The debate raises vital stakes. Transatlantic stakes, first, because of the differences between the United States and many EU states on how to engage in this region. And OSCE stakes, because outright rejection of the Kazakh bid would reinforce the perception of the organization being divided between "mentors" and "pupils." The results could be serious, with the OSCE losing its position as a significant actor in Central Asia and the OSCE model of standards losing traction in the region. Participating states will have to resolve the issues raised by the Kazakh bid with care; the implications ripple far beyond Kazakhstan.

Is there room for a laboratory of ideas, dedicated to values, that encompasses three continents?

The answer, of course, is a decisive yes. Managing and settling conflicts, assisting challenging transition processes, adapting to new threats and strengthening the ability of participating states to address these-these objectives lie at the heart of the OSCE mandate. The mandate is ambitious-and it should be.

Why U.S. Leadership is Needed

THE 1990s were something of a golden decade, marked by successive waves of EU and NATO enlargement and strong consensus between most states of the OSCE on the objective of building a Europe whole and free. Apart from the fighting in former Yugoslavia and some conflicts in the post-Soviet space, all good things seemed to be coming together at the same time.

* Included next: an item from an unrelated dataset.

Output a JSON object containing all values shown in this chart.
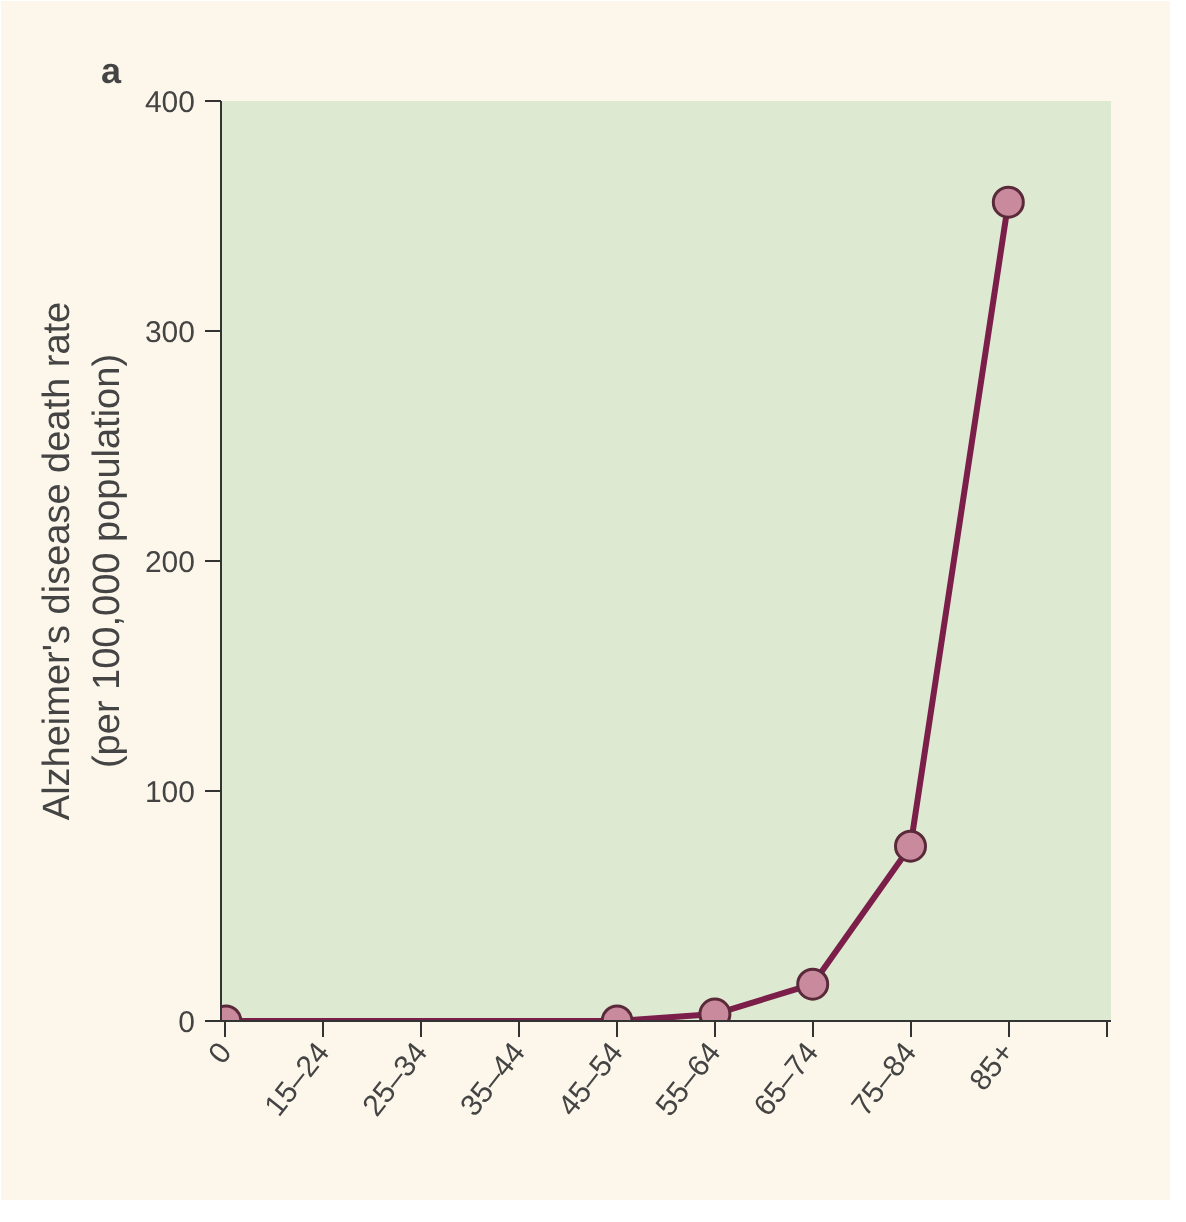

Times have changed. The Balkan wars have been quelled. However, the remaining transition processes in the OSCE area face a long haul. NATO and EU enlargement has slowed down. Most fundamentally, the consensus of the early post-Cold War years has eroded; the goals and activities of the OSCE are now challenged. What does this mean?

First, that our assumptions of the 1990s must be re-thought. It is possible that all good things are not going to come together quickly in the OSCE area. Building a Europe whole and free remains unfinished business, and the process is set to be long and complex, requiring tireless engagement and constant debate about values and their application. Certainly, the haste of success of the 1990s will have to be replaced by patience founded on a longer view.

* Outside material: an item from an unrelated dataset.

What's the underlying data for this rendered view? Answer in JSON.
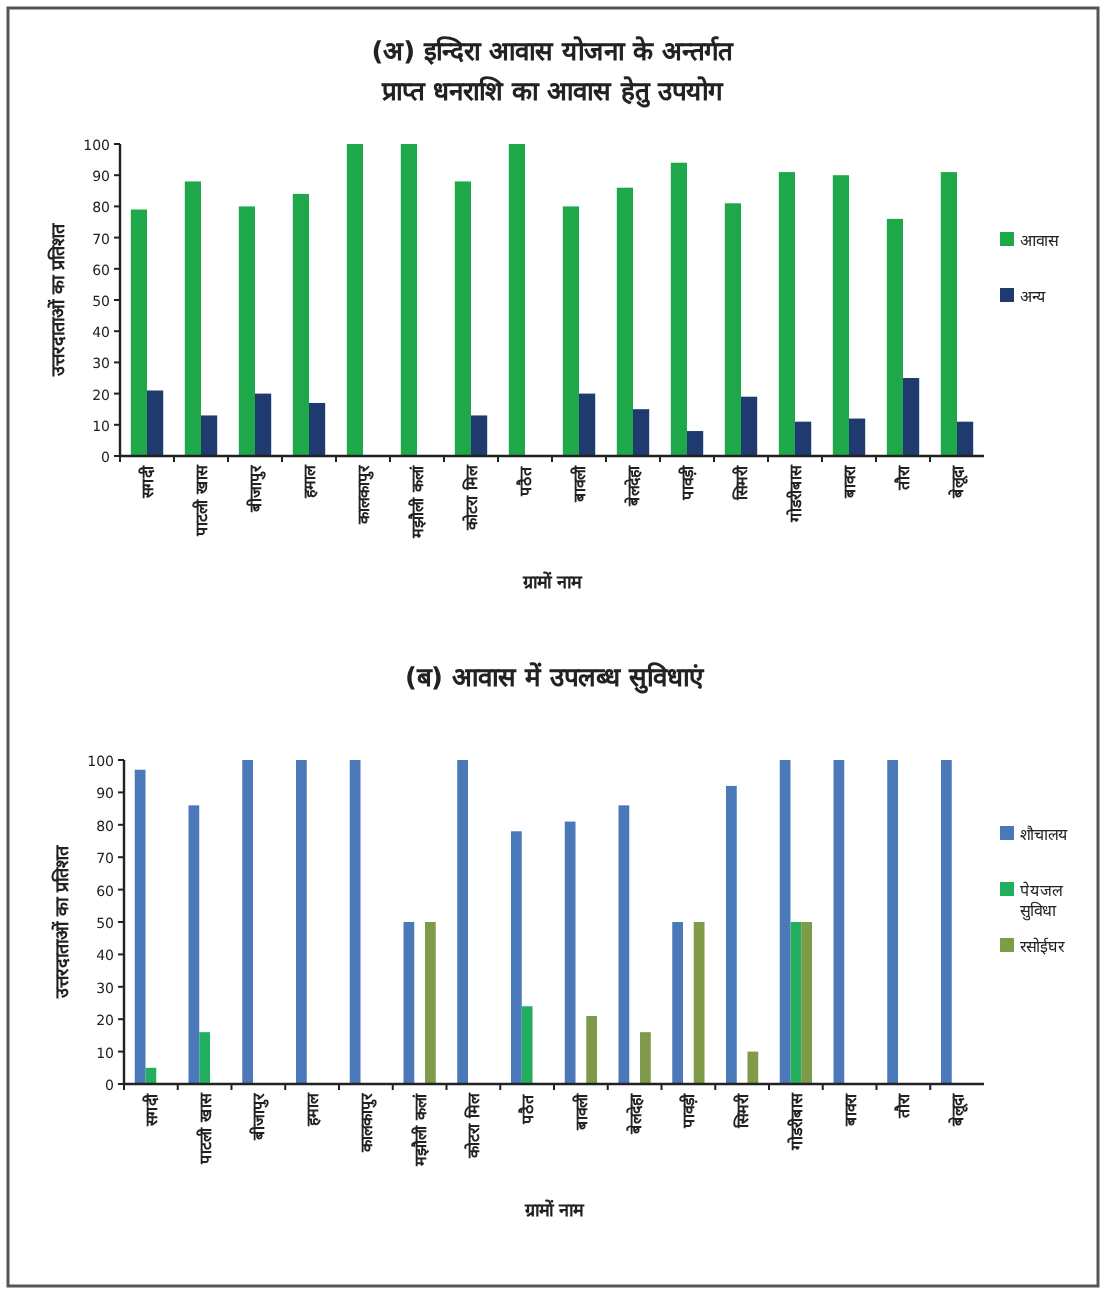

The changes occurring in the OSCE area make the organization not less but more important for the United States-for engaging with Russia and Central Asia, for coordinating with Euro-Atlantic allies, for responding to the century's new threats and challenges and for supporting democratic transition processes across the northern hemisphere. The strength of the OSCE as a value-centered organization in the 21st century lies not in providing all the answers to all challenges at any given moment. Rather, it lies in providing a place where answers may be found over time and in ways that restrain disruptive factors of violence and confrontation. Having an organization based on the permanent debate and elaboration of a set of basic values in such a complex and fluid world is, indeed, useful for the United States.

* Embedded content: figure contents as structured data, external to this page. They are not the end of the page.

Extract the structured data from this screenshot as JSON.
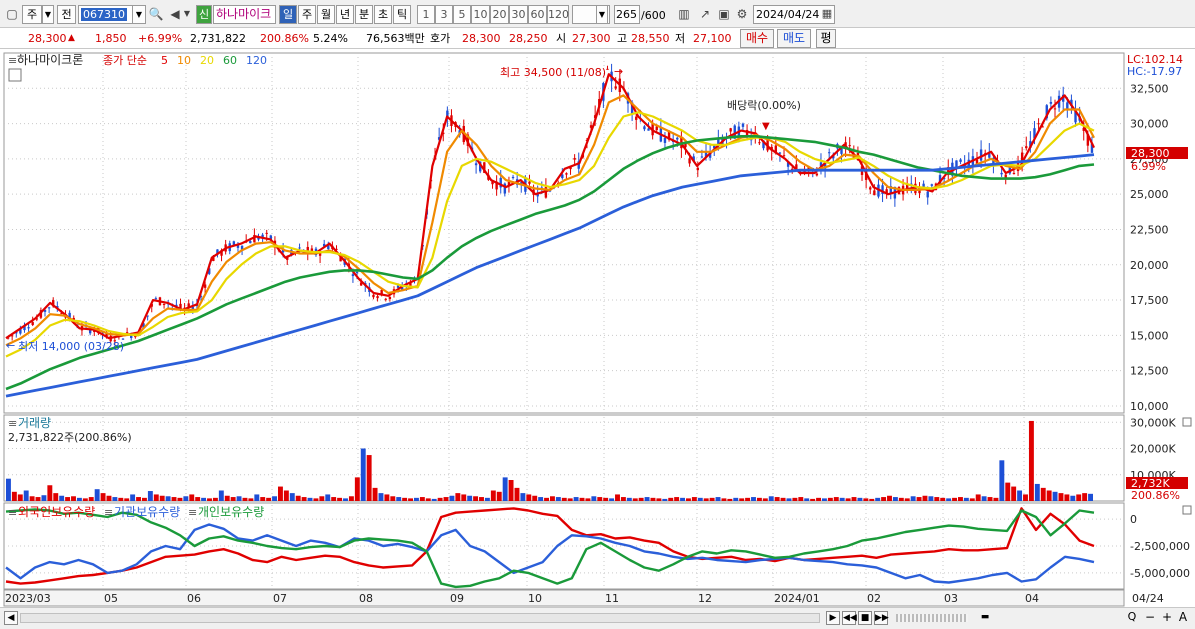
{
  "toolbar": {
    "market_label": "주",
    "prev_label": "전",
    "code": "067310",
    "new_badge": "신",
    "name": "하나마이크",
    "periods": [
      "일",
      "주",
      "월",
      "년",
      "분",
      "초",
      "틱"
    ],
    "selected_period": "일",
    "intervals": [
      "1",
      "3",
      "5",
      "10",
      "20",
      "30",
      "60",
      "120"
    ],
    "count": "265",
    "count_total": "/600",
    "date": "2024/04/24"
  },
  "quote": {
    "price": "28,300",
    "change": "1,850",
    "change_pct": "+6.99%",
    "volume": "2,731,822",
    "volume_ratio": "200.86%",
    "turnover": "5.24%",
    "amount": "76,563백만",
    "ask_label": "호가",
    "ask": "28,300",
    "bid": "28,250",
    "open_label": "시",
    "open": "27,300",
    "high_label": "고",
    "high": "28,550",
    "low_label": "저",
    "low": "27,100",
    "buy_button": "매수",
    "sell_button": "매도",
    "eval_button": "평"
  },
  "price_panel": {
    "title": "하나마이크론",
    "legend_prefix": "종가 단순",
    "ma_legend": [
      {
        "label": "5",
        "color": "#e00000"
      },
      {
        "label": "10",
        "color": "#f08a00"
      },
      {
        "label": "20",
        "color": "#e8d800"
      },
      {
        "label": "60",
        "color": "#1a9a3a"
      },
      {
        "label": "120",
        "color": "#2b5fd9"
      }
    ],
    "lc_label": "LC:102.14",
    "hc_label": "HC:-17.97",
    "current_price_tag": "28,300",
    "current_pct_tag": "6.99%",
    "high_annotation": "최고 34,500 (11/08)",
    "low_annotation": "최저 14,000 (03/28)",
    "dividend_annotation": "배당락(0.00%)"
  },
  "volume_panel": {
    "title": "거래량",
    "subtitle": "2,731,822주(200.86%)",
    "value_tag": "2,732K",
    "pct_tag": "200.86%"
  },
  "holding_panel": {
    "legend": [
      {
        "label": "외국인보유수량",
        "color": "#e00000"
      },
      {
        "label": "기관보유수량",
        "color": "#2b5fd9"
      },
      {
        "label": "개인보유수량",
        "color": "#1a9a3a"
      }
    ]
  },
  "x_axis_labels": [
    "2023/03",
    "05",
    "06",
    "07",
    "08",
    "09",
    "10",
    "11",
    "12",
    "2024/01",
    "02",
    "03",
    "04",
    "04/24"
  ],
  "colors": {
    "up": "#e00000",
    "down": "#1d4fd6",
    "grid": "#c9c9c9"
  },
  "chart_data": [
    {
      "type": "candlestick",
      "title": "하나마이크론",
      "y_ticks": [
        10000,
        12500,
        15000,
        17500,
        20000,
        22500,
        25000,
        27500,
        30000,
        32500
      ],
      "ylim": [
        9500,
        35000
      ],
      "x_range": [
        "2023/03",
        "2024/04/24"
      ],
      "key_points": [
        {
          "date": "2023/03/28",
          "label": "최저",
          "value": 14000
        },
        {
          "date": "2023/11/08",
          "label": "최고",
          "value": 34500
        },
        {
          "date": "2024/04/24",
          "label": "종가",
          "value": 28300
        }
      ],
      "series": [
        {
          "name": "5",
          "values": [
            14800,
            15500,
            16200,
            17300,
            16500,
            15500,
            15400,
            14800,
            15000,
            15200,
            17500,
            17300,
            16800,
            17200,
            20500,
            21200,
            21500,
            22000,
            21800,
            20500,
            21000,
            20800,
            21500,
            20300,
            19000,
            18000,
            17800,
            18500,
            19000,
            27000,
            30500,
            29500,
            27500,
            26000,
            25500,
            26000,
            25000,
            25300,
            26800,
            27200,
            30000,
            33500,
            32500,
            30500,
            29500,
            29000,
            28500,
            27000,
            28000,
            29000,
            29500,
            29300,
            28200,
            27500,
            26500,
            26500,
            27500,
            28500,
            27500,
            25500,
            25000,
            25300,
            25500,
            25200,
            26500,
            27000,
            27500,
            28000,
            26500,
            27000,
            29000,
            31000,
            32000,
            30500,
            28300
          ]
        },
        {
          "name": "10",
          "values": [
            14300,
            14800,
            15500,
            16500,
            16400,
            15800,
            15500,
            15100,
            15000,
            15100,
            16200,
            16900,
            16800,
            16800,
            18800,
            20200,
            21000,
            21500,
            21600,
            21000,
            20800,
            20800,
            21000,
            20600,
            19700,
            18700,
            18000,
            18200,
            18500,
            23000,
            28000,
            29500,
            28500,
            27000,
            26000,
            25700,
            25400,
            25300,
            26000,
            26400,
            28500,
            31500,
            32000,
            31000,
            30000,
            29500,
            29000,
            28000,
            28000,
            28500,
            29000,
            29200,
            28800,
            28200,
            27300,
            26700,
            27000,
            27800,
            27700,
            26500,
            25500,
            25300,
            25300,
            25400,
            25900,
            26500,
            27100,
            27500,
            27000,
            26800,
            28000,
            30000,
            31000,
            31000,
            29000
          ]
        },
        {
          "name": "20",
          "values": [
            13500,
            14000,
            14700,
            15700,
            16100,
            16000,
            15700,
            15300,
            15100,
            15000,
            15600,
            16300,
            16600,
            16700,
            17500,
            19000,
            20000,
            20800,
            21300,
            21300,
            21000,
            20900,
            20900,
            20700,
            20200,
            19500,
            18800,
            18500,
            18400,
            20500,
            24500,
            27000,
            27500,
            27300,
            26800,
            26300,
            25800,
            25500,
            25700,
            26000,
            27000,
            29000,
            30500,
            30800,
            30500,
            30000,
            29500,
            28800,
            28500,
            28500,
            28800,
            29000,
            29000,
            28700,
            28000,
            27500,
            27200,
            27400,
            27600,
            27000,
            26300,
            25800,
            25500,
            25400,
            25600,
            26000,
            26500,
            27000,
            27100,
            27000,
            27500,
            28500,
            29500,
            30000,
            29500
          ]
        },
        {
          "name": "60",
          "values": [
            11200,
            11600,
            12100,
            12600,
            13000,
            13400,
            13700,
            14000,
            14300,
            14600,
            15000,
            15400,
            15800,
            16200,
            16700,
            17200,
            17600,
            18000,
            18400,
            18800,
            19100,
            19300,
            19500,
            19600,
            19600,
            19500,
            19300,
            19100,
            19000,
            19600,
            20500,
            21300,
            21900,
            22400,
            22800,
            23200,
            23600,
            23900,
            24200,
            24600,
            25200,
            26000,
            26800,
            27400,
            27900,
            28300,
            28600,
            28800,
            28900,
            29000,
            29100,
            29100,
            29000,
            28900,
            28800,
            28700,
            28500,
            28300,
            28000,
            27800,
            27500,
            27200,
            26900,
            26700,
            26500,
            26300,
            26200,
            26100,
            26100,
            26100,
            26200,
            26400,
            26700,
            27000,
            27100
          ]
        },
        {
          "name": "120",
          "values": [
            10700,
            10900,
            11100,
            11300,
            11500,
            11700,
            11900,
            12100,
            12300,
            12500,
            12700,
            12900,
            13100,
            13300,
            13600,
            13900,
            14200,
            14500,
            14800,
            15100,
            15400,
            15700,
            16000,
            16300,
            16600,
            16900,
            17200,
            17500,
            17800,
            18300,
            18800,
            19300,
            19800,
            20200,
            20600,
            21000,
            21400,
            21800,
            22200,
            22600,
            23100,
            23600,
            24100,
            24500,
            24900,
            25200,
            25500,
            25700,
            25900,
            26100,
            26300,
            26400,
            26500,
            26600,
            26700,
            26700,
            26700,
            26700,
            26700,
            26700,
            26700,
            26700,
            26700,
            26700,
            26800,
            26900,
            27000,
            27100,
            27200,
            27300,
            27400,
            27500,
            27600,
            27700,
            27800
          ]
        }
      ]
    },
    {
      "type": "bar",
      "title": "거래량",
      "y_ticks": [
        10000,
        20000,
        30000
      ],
      "y_unit": "K",
      "ylim": [
        0,
        32000
      ],
      "values": [
        8500,
        3500,
        2500,
        4000,
        1800,
        1500,
        2200,
        6000,
        3000,
        2000,
        1500,
        1800,
        1200,
        1000,
        1500,
        4500,
        3000,
        2000,
        1500,
        1200,
        1000,
        2500,
        1500,
        1200,
        3800,
        2500,
        2000,
        1800,
        1500,
        1200,
        1800,
        2500,
        1500,
        1200,
        1000,
        1200,
        4000,
        2000,
        1500,
        1800,
        1200,
        1000,
        2500,
        1500,
        1200,
        1800,
        5500,
        4000,
        3000,
        2000,
        1500,
        1200,
        1000,
        1800,
        2500,
        1500,
        1200,
        1000,
        1800,
        9000,
        20000,
        17500,
        5000,
        3000,
        2500,
        1800,
        1500,
        1200,
        1000,
        1200,
        1500,
        1000,
        800,
        1200,
        1500,
        2000,
        3000,
        2500,
        2000,
        1800,
        1500,
        1200,
        4000,
        3500,
        9000,
        8000,
        5000,
        3000,
        2500,
        2000,
        1500,
        1200,
        1800,
        1500,
        1200,
        1000,
        1500,
        1200,
        1000,
        1800,
        1500,
        1200,
        1000,
        2500,
        1500,
        1200,
        1000,
        1200,
        1500,
        1200,
        1000,
        800,
        1200,
        1500,
        1200,
        1000,
        1500,
        1200,
        1000,
        1200,
        1500,
        1000,
        800,
        1200,
        1000,
        1200,
        1500,
        1200,
        1000,
        1800,
        1500,
        1200,
        1000,
        1200,
        1500,
        1000,
        800,
        1200,
        1000,
        1200,
        1500,
        1200,
        1000,
        1500,
        1200,
        1000,
        800,
        1200,
        1500,
        2000,
        1500,
        1200,
        1000,
        1800,
        1500,
        2000,
        1800,
        1500,
        1200,
        1000,
        1200,
        1500,
        1200,
        1000,
        2500,
        1800,
        1500,
        1200,
        15500,
        7000,
        5500,
        4000,
        2500,
        30500,
        6500,
        5000,
        4000,
        3500,
        3000,
        2500,
        2000,
        2500,
        3000,
        2732
      ]
    },
    {
      "type": "line",
      "title": "보유수량",
      "y_ticks": [
        0,
        -2500000,
        -5000000
      ],
      "ylim": [
        -6500000,
        1500000
      ],
      "series": [
        {
          "name": "외국인보유수량",
          "values": [
            -5800000,
            -6000000,
            -5900000,
            -5700000,
            -5500000,
            -5300000,
            -5200000,
            -5000000,
            -4800000,
            -4500000,
            -4000000,
            -3500000,
            -3400000,
            -3300000,
            -3000000,
            -2800000,
            -3200000,
            -3800000,
            -4000000,
            -3500000,
            -3800000,
            -3600000,
            -3400000,
            -3500000,
            -4000000,
            -4300000,
            -4500000,
            -4400000,
            -4300000,
            -3000000,
            200000,
            600000,
            700000,
            800000,
            900000,
            1000000,
            800000,
            500000,
            300000,
            -1000000,
            -1500000,
            -1400000,
            -1800000,
            -1700000,
            -2000000,
            -2200000,
            -3000000,
            -3500000,
            -3700000,
            -3600000,
            -3500000,
            -3800000,
            -3700000,
            -3900000,
            -3600000,
            -3800000,
            -3700000,
            -3600000,
            -3500000,
            -3400000,
            -3600000,
            -3300000,
            -3200000,
            -3100000,
            -3000000,
            -2800000,
            -2900000,
            -2900000,
            -2800000,
            -2700000,
            1000000,
            -1000000,
            500000,
            -500000,
            -2000000,
            -2500000
          ]
        },
        {
          "name": "기관보유수량",
          "values": [
            -4500000,
            -5500000,
            -4500000,
            -4000000,
            -4200000,
            -3800000,
            -4200000,
            -5000000,
            -4800000,
            -4200000,
            -3000000,
            -2500000,
            -2800000,
            -1000000,
            -500000,
            -900000,
            -1800000,
            -2000000,
            -1500000,
            -2000000,
            -2500000,
            -2000000,
            -2200000,
            -2600000,
            -1800000,
            -2000000,
            -2500000,
            -2300000,
            -2600000,
            -3000000,
            -1500000,
            -1000000,
            -2500000,
            -3000000,
            -4000000,
            -5000000,
            -4500000,
            -4000000,
            -2500000,
            -1500000,
            -1600000,
            -1800000,
            -2200000,
            -2500000,
            -3000000,
            -3200000,
            -3500000,
            -3700000,
            -3600000,
            -3800000,
            -3900000,
            -4000000,
            -3800000,
            -3700000,
            -3600000,
            -3800000,
            -3900000,
            -4000000,
            -4200000,
            -4300000,
            -4500000,
            -5000000,
            -5500000,
            -5200000,
            -5800000,
            -5900000,
            -5700000,
            -5500000,
            -5200000,
            -5000000,
            -5800000,
            -5600000,
            -4500000,
            -3500000,
            -3700000,
            -4000000
          ]
        },
        {
          "name": "개인보유수량",
          "values": [
            700000,
            800000,
            900000,
            800000,
            500000,
            600000,
            400000,
            200000,
            600000,
            400000,
            -300000,
            -800000,
            -1500000,
            -2500000,
            -1800000,
            -1600000,
            -2000000,
            -2200000,
            -2500000,
            -2700000,
            -2800000,
            -2600000,
            -2500000,
            -2600000,
            -2000000,
            -1800000,
            -1900000,
            -2000000,
            -2200000,
            -3000000,
            -6000000,
            -6300000,
            -6200000,
            -5800000,
            -5500000,
            -4800000,
            -5000000,
            -5500000,
            -6000000,
            -5500000,
            -2800000,
            -2200000,
            -3000000,
            -3800000,
            -4500000,
            -4800000,
            -4200000,
            -3500000,
            -3000000,
            -3200000,
            -2900000,
            -3000000,
            -3300000,
            -3600000,
            -3500000,
            -3200000,
            -3000000,
            -2800000,
            -2500000,
            -2000000,
            -1800000,
            -1500000,
            -1200000,
            -1000000,
            -800000,
            -600000,
            -700000,
            -900000,
            -1000000,
            -1100000,
            800000,
            200000,
            -1500000,
            -400000,
            800000,
            600000
          ]
        }
      ]
    }
  ]
}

The OSCE today requires U.S. leadership. In current circumstances, leadership cannot be reactive and cannot take the face of defending the status quo. Given the changes across the OSCE area, it cannot be enough to rely on the hope that the success of the 1990s will be replicated. Leadership requires finding a balance between retaining past strengths and considering new ways of thinking for the future. It also requires giving careful thought to where and how to affect organizational change, avoiding two extremes: "radical change", which would undermine the OSCE, and "no change", which might do the same. Adapting the OSCE should be a normal process of fine-tuning an organization designed for different times to new circumstances. The United States should lead it-actively, patiently and carefully.

Marc Perrin de Brichambaut is secretary-general of the Organization for Security and Cooperation in Europe.